The findings demonstrate, first, that the process of turning away from religion among the most eminent scientists has been continuing over the past century, and, second, that in the United States, eminent scientists, with only 7 percent believing in a personal God, present a mirror image of the general population, where the corresponding percentage hovers around 90 percent in various studies. Larson and Witham state that "disbelief in God and immortality among NAS biological scientists was 65.2% and 69.0%, respectively, and among NAS physical scientists it was 79.0% and 76.3%. Most of the rest were agnostics on both issues, with few believers. We found the highest percentage of belief among NAS mathematicians (14.3% in God, 15.0% in immortality). Biological scientists had the lowest rate of belief (5.5 % in God, 7.1 % in immortality), with physicists and astronomers slightly higher (7.5% in God, 7.5% in immortality)." The article concludes with the following remarks: "As we compiled our findings, the NAS issued a booklet encouraging the teaching of evolution in public schools. The booklet assures readers, 'Whether God exists or not is a question about which science is neutral.' NAS president Bruce Alberts said: 'There are many very outstanding members of this academy who are very religious people, people who believe in evolution, many of them biologists.' Our survey suggests otherwise."

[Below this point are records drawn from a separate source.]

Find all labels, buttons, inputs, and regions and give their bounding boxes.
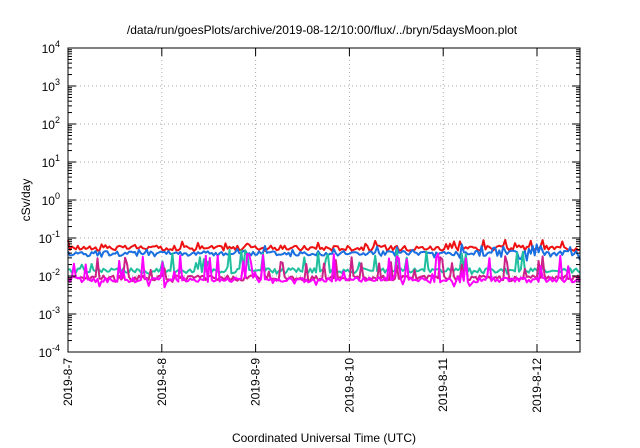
y-tick-exponent: -3 (52, 305, 60, 315)
y-tick-exponent: 1 (55, 153, 60, 163)
y-tick-label: 10-4 (39, 343, 60, 360)
y-tick-label: 100 (42, 191, 60, 208)
x-tick-label: 2019-8-8 (155, 358, 169, 406)
x-tick-label: 2019-8-7 (61, 358, 75, 406)
y-tick-exponent: -2 (52, 267, 60, 277)
y-tick-label: 102 (42, 115, 60, 132)
grid (68, 48, 580, 352)
x-axis: 2019-8-7 2019-8-8 2019-8-9 2019-8-10 2019-8-… (61, 48, 544, 413)
x-tick-label: 2019-8-11 (436, 358, 450, 412)
series-line (67, 252, 581, 289)
y-tick-exponent: 4 (55, 39, 60, 49)
x-axis-label: Coordinated Universal Time (UTC) (232, 431, 416, 445)
y-tick-label: 10-3 (39, 305, 60, 322)
y-tick-exponent: -1 (52, 229, 60, 239)
y-tick-label: 104 (42, 39, 60, 56)
x-tick-label: 2019-8-10 (342, 358, 356, 413)
series-line (67, 255, 581, 283)
y-tick-exponent: 0 (55, 191, 60, 201)
y-tick-label: 10-1 (39, 229, 60, 246)
y-tick-exponent: 2 (55, 115, 60, 125)
x-tick-label: 2019-8-12 (530, 358, 544, 413)
series-line (67, 243, 581, 262)
y-tick-exponent: -4 (52, 343, 60, 353)
y-tick-exponent: 3 (55, 77, 60, 87)
y-tick-label: 103 (42, 77, 60, 94)
y-tick-label: 10-2 (39, 267, 60, 284)
y-tick-label: 101 (42, 153, 60, 170)
series-layer (67, 238, 581, 289)
x-tick-label: 2019-8-9 (249, 358, 263, 406)
chart-title: /data/run/goesPlots/archive/2019-08-12/1… (127, 23, 518, 37)
y-axis-label: cSv/day (19, 179, 33, 222)
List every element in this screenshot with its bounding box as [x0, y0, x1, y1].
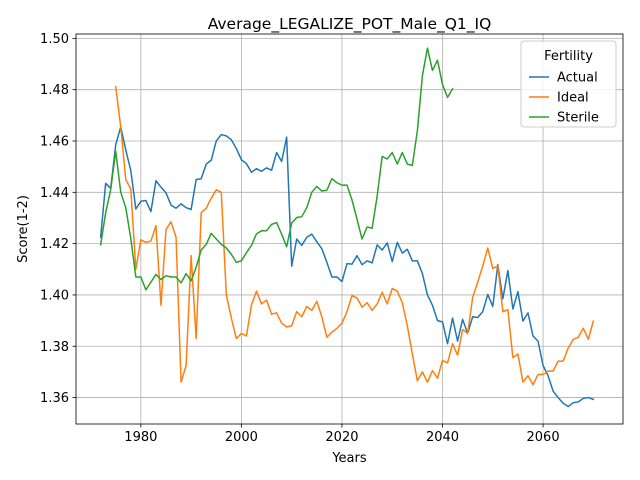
y-tick-label: 1.38	[40, 340, 69, 355]
y-tick-label: 1.44	[40, 186, 69, 201]
y-tick-label: 1.46	[40, 134, 69, 149]
x-tick-label: 2040	[426, 430, 459, 445]
y-tick-label: 1.36	[40, 391, 69, 406]
y-tick-label: 1.42	[40, 237, 69, 252]
y-tick-label: 1.50	[40, 32, 69, 47]
x-tick-label: 1980	[124, 430, 157, 445]
chart-title: Average_LEGALIZE_POT_Male_Q1_IQ	[208, 15, 492, 34]
legend-label-actual: Actual	[557, 71, 598, 86]
y-axis-label: Score(1-2)	[16, 195, 31, 263]
x-tick-label: 2060	[527, 430, 560, 445]
y-tick-label: 1.40	[40, 288, 69, 303]
x-tick-label: 2000	[225, 430, 258, 445]
legend: Fertility Actual Ideal Sterile	[521, 41, 616, 127]
y-tick-label: 1.48	[40, 83, 69, 98]
legend-label-sterile: Sterile	[557, 111, 599, 126]
x-tick-label: 2020	[325, 430, 358, 445]
legend-label-ideal: Ideal	[557, 91, 589, 106]
x-axis-label: Years	[331, 451, 367, 466]
legend-title: Fertility	[544, 49, 593, 64]
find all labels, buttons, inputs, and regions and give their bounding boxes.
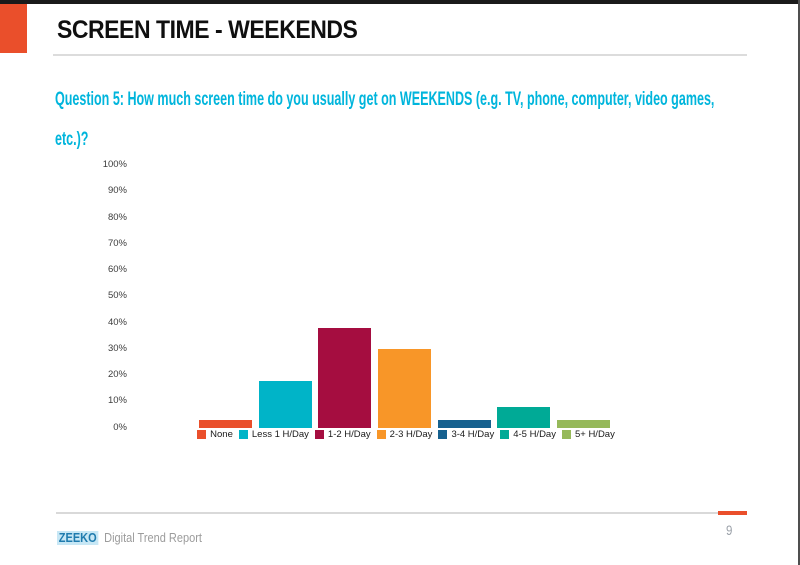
footer-divider-accent <box>718 511 747 515</box>
legend-swatch <box>500 430 510 439</box>
legend-item: None <box>197 429 233 440</box>
legend-item: Less 1 H/Day <box>238 429 309 440</box>
footer-divider <box>56 512 718 514</box>
y-axis-tick-label: 80% <box>107 211 127 223</box>
accent-square <box>0 4 27 53</box>
legend-item: 3-4 H/Day <box>438 429 494 440</box>
chart-bar <box>497 406 551 428</box>
legend-swatch <box>561 430 571 439</box>
legend-label: 2-3 H/Day <box>389 429 433 440</box>
chart-bar <box>377 349 431 428</box>
legend-swatch <box>438 430 448 439</box>
y-axis-tick-label: 100% <box>102 159 127 170</box>
y-axis-tick-label: 0% <box>113 421 127 433</box>
brand-logo: ZEEKO <box>57 531 99 545</box>
legend-swatch <box>238 430 248 439</box>
chart-bar <box>318 328 372 428</box>
right-border-line <box>798 0 800 565</box>
chart-bar <box>258 380 312 428</box>
y-axis-tick-label: 70% <box>107 237 127 249</box>
legend-label: 4-5 H/Day <box>513 429 556 440</box>
chart-legend: None Less 1 H/Day 1-2 H/Day 2-3 H/Day 3-4 H/… <box>194 429 618 440</box>
y-axis-tick-label: 50% <box>107 290 127 302</box>
legend-label: Less 1 H/Day <box>251 429 309 440</box>
legend-swatch <box>314 430 324 439</box>
question-line-1: Question 5: How much screen time do you … <box>55 89 715 110</box>
chart-bar <box>556 420 610 428</box>
legend-label: None <box>210 429 233 440</box>
report-name: Digital Trend Report <box>104 531 202 545</box>
y-axis-tick-label: 90% <box>107 185 127 197</box>
y-axis-tick-label: 30% <box>107 342 127 354</box>
page-number: 9 <box>726 523 733 538</box>
title-divider <box>53 54 747 56</box>
legend-label: 1-2 H/Day <box>327 429 371 440</box>
legend-item: 2-3 H/Day <box>376 429 433 440</box>
question-line-2: etc.)? <box>55 129 89 150</box>
bar-chart: None Less 1 H/Day 1-2 H/Day 2-3 H/Day 3-4 H/… <box>100 159 616 451</box>
legend-label: 3-4 H/Day <box>451 429 495 440</box>
y-axis-tick-label: 60% <box>107 264 127 276</box>
y-axis-tick-label: 10% <box>107 395 127 407</box>
chart-bar <box>199 420 252 428</box>
footer-brand-line: ZEEKO Digital Trend Report <box>57 531 202 546</box>
y-axis-tick-label: 20% <box>107 369 127 381</box>
legend-swatch <box>376 430 386 439</box>
legend-item: 5+ H/Day <box>561 429 615 440</box>
page-title: SCREEN TIME - WEEKENDS <box>57 16 358 44</box>
top-border-bar <box>0 0 800 4</box>
legend-item: 4-5 H/Day <box>500 429 556 440</box>
legend-item: 1-2 H/Day <box>314 429 371 440</box>
y-axis-tick-label: 40% <box>107 316 127 328</box>
legend-swatch <box>197 430 207 439</box>
legend-label: 5+ H/Day <box>574 429 615 440</box>
chart-bar <box>437 420 491 428</box>
question-text: Question 5: How much screen time do you … <box>55 80 714 160</box>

What the findings regarding the Nobel laureates and the U.S. National Academy of Sciences show is that since the nineteenth century an international intellectual elite, made up of creative and highly secular individuals, committed to the life of the mind, has been in existence. (Those studied by Leuba in 1914 and those awarded the Nobel Prize in the early years, between 1901 and 1950, had their formative years in the nine­teenth century. Among those awarded the Nobel Prize before 1920, most were born before 1850.) Academics and scientists are expected to excel in skepticism, critical thinking, free thought, innovation, tolerance of uncertainty and independence. If I may be permitted a psychodynamic interpretation, what these individuals had in addition to their intellect and creativity, was a strong desire to create distance between the world views of their parents and dominant culture.

Concluding remarks

What we are able to conclude about the archetypal atheist in Western society today is that such a person is much more likely to be male, married and with higher education. What about an atheist personality profile? I think a tentative psychological profile can be offered. We can say that atheists show themselves to be less authoritarian and credulous, les dogmatic, less prejudiced, more tolerant to others, more law-abiding, liberal, compassionate, conscientious and well educated. Many are highly intelligent, life-long learners, and committed to the intellectual and scholarly life. In short, they are good to have as your next door neighbor.